Why Your Summer Watering Routine Is Killing Your Lavender Plants

Lavender is a gorgeous herb with a lovely scent, and it can be one of the best plants for your pollinator garden. But if your bushes are starting to die out this summer, you may need to reevaluate how you're watering these plants. When the weather starts to get really hot, you may be watering your lavender more often to try to help it through the extra sunlight and heat. While this is well-intentioned, these plants come from the Mediterranean, so they're accustomed to warmer climates and prefer lots of direct sunlight, making them fairly resistant to drought.

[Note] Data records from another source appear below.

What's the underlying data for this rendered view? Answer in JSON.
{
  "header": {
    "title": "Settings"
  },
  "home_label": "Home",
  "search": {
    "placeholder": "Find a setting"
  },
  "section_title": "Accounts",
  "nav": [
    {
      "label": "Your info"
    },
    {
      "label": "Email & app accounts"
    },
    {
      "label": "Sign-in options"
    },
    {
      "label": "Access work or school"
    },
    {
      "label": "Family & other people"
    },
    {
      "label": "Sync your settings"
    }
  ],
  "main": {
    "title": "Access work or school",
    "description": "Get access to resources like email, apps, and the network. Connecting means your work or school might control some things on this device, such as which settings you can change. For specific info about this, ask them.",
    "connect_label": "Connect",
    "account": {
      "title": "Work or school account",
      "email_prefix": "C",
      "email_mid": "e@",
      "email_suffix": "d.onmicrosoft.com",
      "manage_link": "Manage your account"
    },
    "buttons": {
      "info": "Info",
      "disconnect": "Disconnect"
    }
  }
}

Overwatering your plant, whether it's potted, in a raised bed, or in the ground, is one of the biggest mistakes to avoid when growing lavender. Too much water often leads to root rot, but it could be the source of bacterial or fungal issues as well. Not only will you need to consider how often you're giving your lavender a drink, but also at what time of day, since the summer sun could affect water absorption. If your lavender is already suffering, you may be able to help bring some life back into it by allowing it to dry out.

Tips for your lavender plants' watering routine in the summer

The best method for watering lavender is to ensure the soil has dried out before giving your established plant a drink and to pour the water directly on the soil rather than the plant itself. If you've recently planted or transplanted your lavender bush, it will require a bit more water. More mature plants should be watered very deeply, but not often. If it's been regularly raining in your area in the summer, your lavender might not need much help at all. Only water them if there hasn't been any rain for about two weeks.

When your lavender is growing in a raised bed or a pot, it could need to be watered more often, depending on where it's situated. You'll want to check that the soil has begun to dry out deep in the pot, where the roots are, before watering. Additionally, it's crucial that the soil is well-draining, as this plant doesn't respond well to the roots constantly being wet. For soils with poor drainage, try mixing in some sawdust or peat moss.

When to water to avoid killing your lavender plants

The amount of water your plant is receiving is important, but the time of day you give your lavender a drink could impact its health as well. Susan Betz, an author with the International Herb Association, told Homes & Gardens when you should water your lavender bushes: "Morning is the best time to water, [and] be careful to avoid wetting leaves in the day's heat and before sundown. Water left on foliage after dark will encourage fungal disease," she said. 

And though it's good to give your lavender water during a dry spell, doing so in the middle of the day when the sun is at its hottest could cause the water to evaporate before the plant can soak it up.

For plants that have already been waterlogged, you'll want to refrain from giving them any liquid until the soil has dried out again. With potted plants, moving them to a place that gets more sunlight can help the soil to dry faster. You may need to prune the roots of your plant if you transfer it and notice any rot.